Now I understand that Visual Smalltalk has been discontinued. It has been replaced by Visual Works. The two are not compatible by any means. Visual Works is a complete Smalltalk rewrite - from ground up. There isn't even a hope of being able to use any of my simulator code within Visual Works. Visual Works has a totally different hierarchy.

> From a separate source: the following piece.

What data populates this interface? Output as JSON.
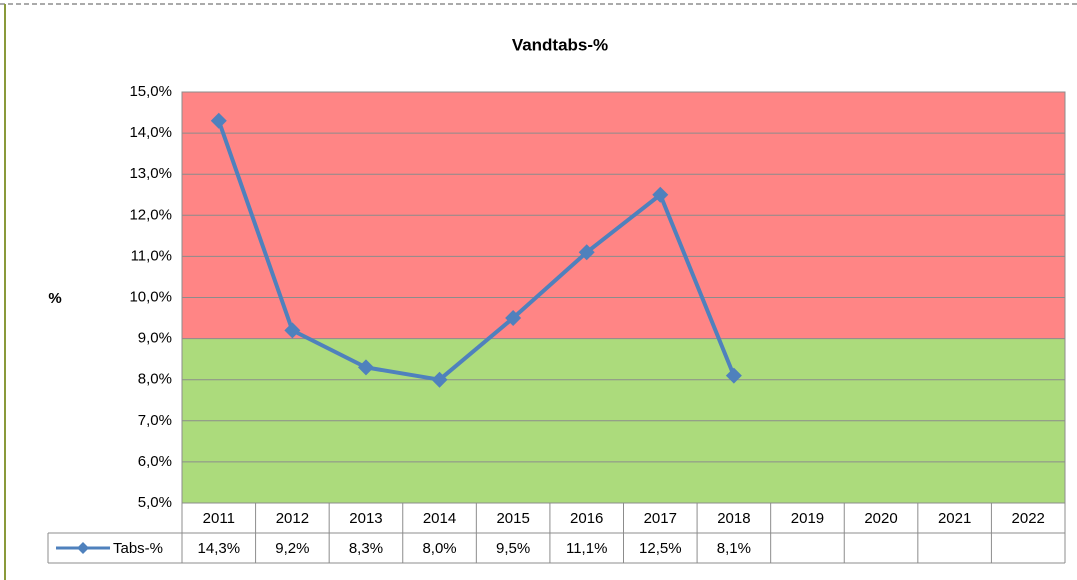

I love the Smalltalk paradigm. It is so fast and powerful. But unfortunately no one has set a useable standard of the language for developers. Squeak looks like the best place to start - seriously! I'm not saying that we have to rewrite Squeak. I only suggest that serious developers consider adding to the existing Squeak hierarchy an extension of classes devoted to the needs of end-user software developers. Most needed would be a Smalltalk to C translator for the end-user development extension classes, which would be capable of handling several of the most common hardware platforms. This translator would need to be high-level buffered from specific hardware/OS requirements much as Smalltalk uses a few primitives to buffer the hardware/OS specifics from the programmer. The Developer badly needs the equivalent of VB's GUI designer. This tool was available in Visual Smalltalk as the "Workbench". Squeak, as far as I know, offers no equivalent GUI builder system.

I am willing to work with others to develop this most useful extension to Squeak.  Squeak has been more difficult for me to learn and use than Visual Smalltalk was, so please feel free to let me know how ignorant I am about any of the issues that I have thus far discussed. I think most of us here are very serious programmers - Smalltalk just seems to naturally attract those types.